A história de Caminha dá-nos um exemplo curioso: em 1462, o Rei D. Afonso V ouviu as queixas dos galegos de La Guardia que tinham relações comerciais com Caminha e se sentiam discriminados. E deu-lhes razão. Por isso, em 1 de Julho de 1462, outorgou-lhes “carta de vizinhança”: como vizinhos de Caminha, teriam todos os privilégios e regalias dos habitantes da vila. O Rei ordenou a todas as autoridades que deixassem os habitantes de ambas as margens do rio Minho “continuar a vizinhar” sem qualquer interferência.


Uma grande lição vinda do nosso passado. Pois o que temos na Europa de hoje é, em boa verdade, uma verdadeira “carta de vizinhança” que nos garante que somos vizinhos uns dos outros. E que, para podermos “vizinhar” sem interferência, devemos solidariedade uns aos outros, nos factos e não apenas nas palavras.

Este é dia de festa. Depois da festa, todos o sabemos, será tempo de trabalho, de muito trabalho. Não esqueço a mensagem que nos é transmitida pelo monumento que representa, na sua perenidade, a renovação da imagem de Caminha. A Torre do Relógio é um dos monumentos mais antigos desta vila. Mas também é um monumento que se soube reinventar para continuar a ser o que é: um símbolo da vontade de vencer dos caminhenses.

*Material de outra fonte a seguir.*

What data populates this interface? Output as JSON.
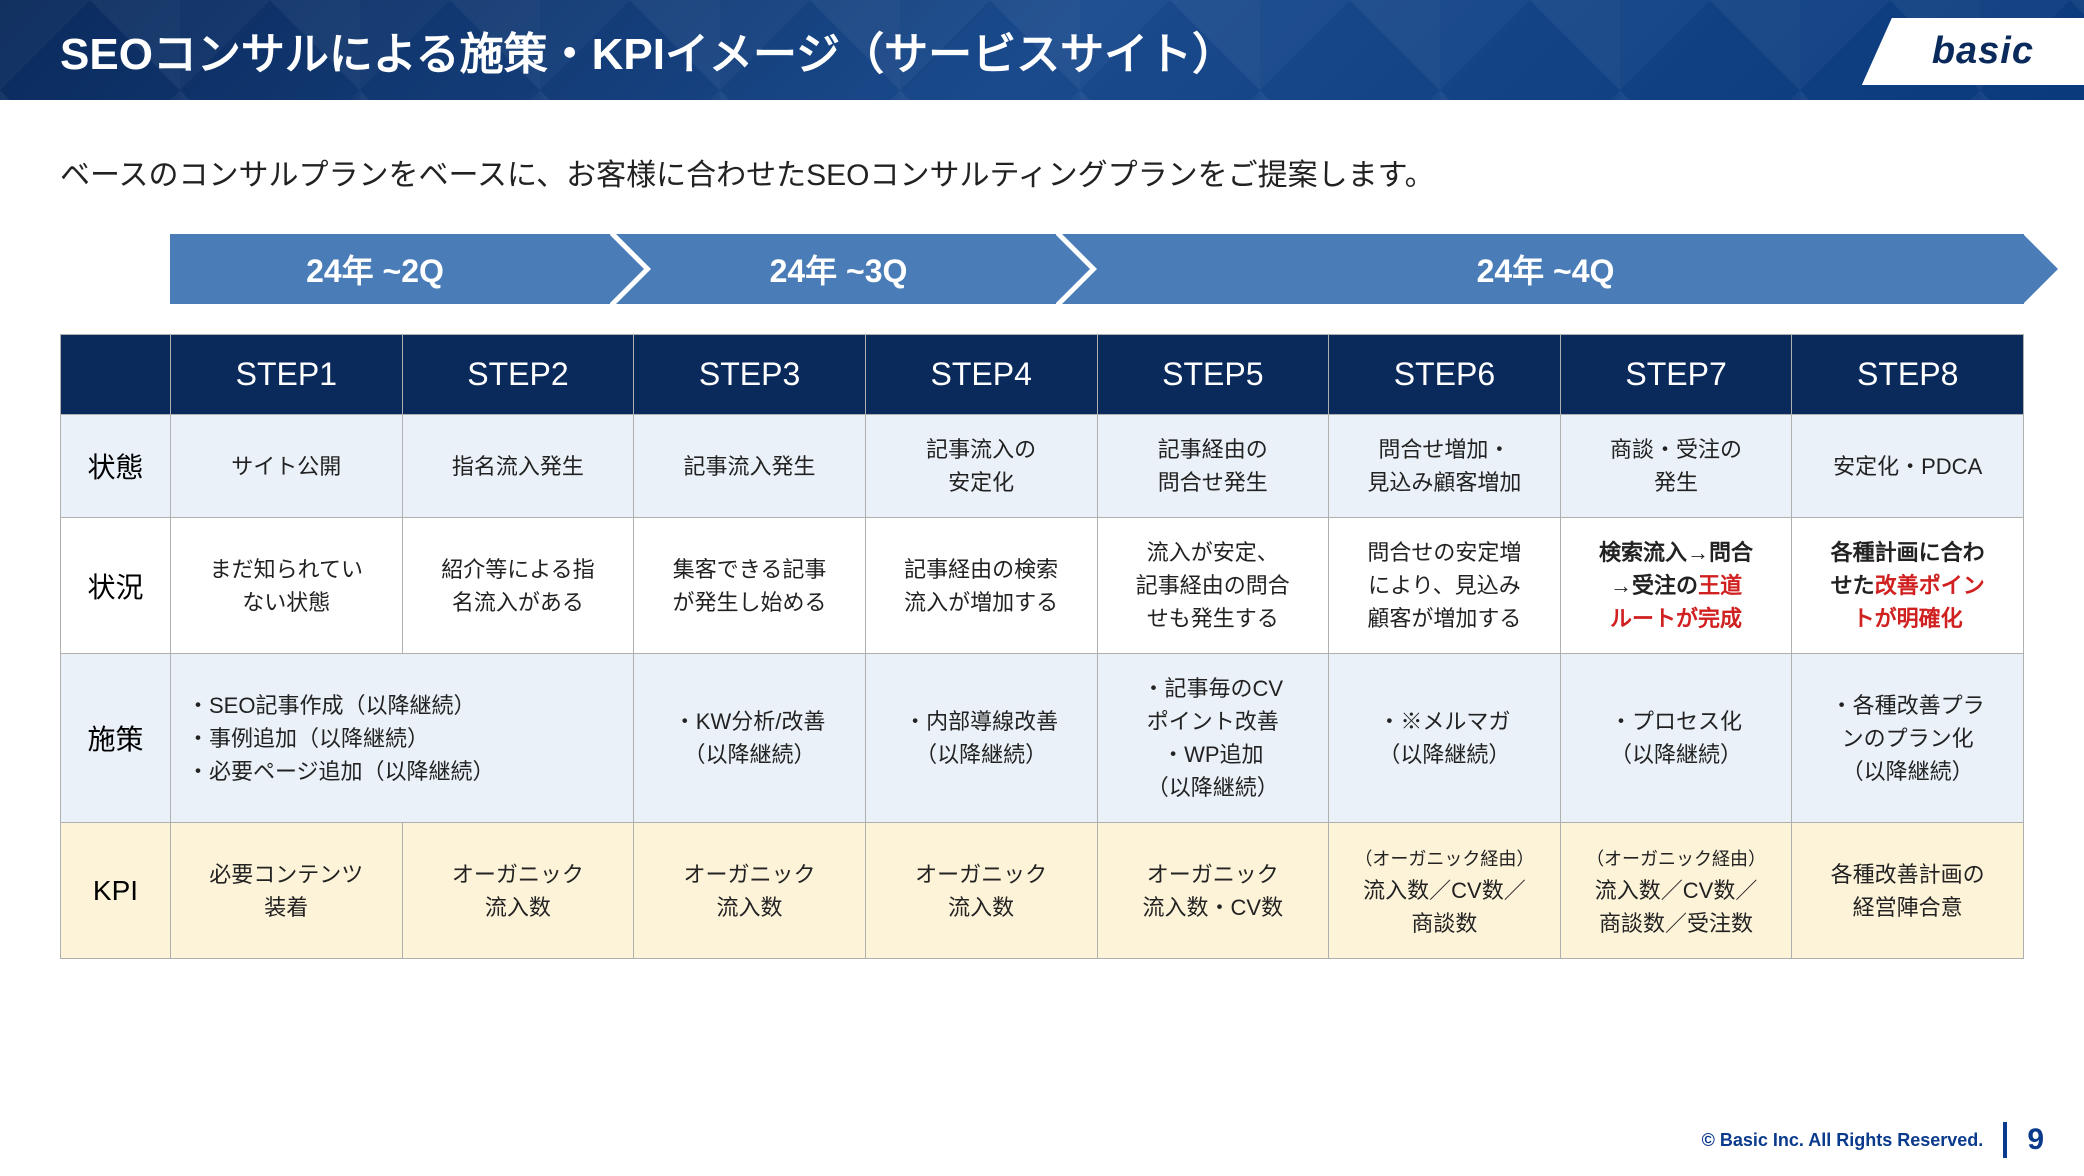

A Torre do Relógio começou por ser um torreão que fazia parte das muralhas, sendo uma das entradas do recinto de Caminha nos tempos medievais, a Porta de Viana. Era um baluarte e uma sentinela na defesa da vila. Depois, no século XVII, quando se perdeu a sua função militar, foi renovado. Acrescentou-se o sino e o relógio público. As badaladas do sino passaram a marcar o ritmo da vida das pessoas. Este relógio ao serviço da população tem um significado: o da introdução da medição exacta do tempo. O tempo certo, igual para todos, que permite organizar a vida e regular o trabalho. O tempo do relógio é um sinal de modernidade e de racionalização.

Essa é a grande lição da Torre do Relógio: o tempo do relógio nunca pára. Diz-nos que o tempo que ficou para trás e foi desperdiçado já não pode ser recuperado. Mas também nos ensina a aproveitar melhor o tempo que temos pela frente.

Festejemos agora, pois este dia é para festejar. Uma pausa merecida que prepara os grandes trabalhos que temos pela frente. Porque o tempo nunca pára, temos acima de tudo de nos organizar para melhor o aproveitarmos. Saúdo a grande festa de Caminha!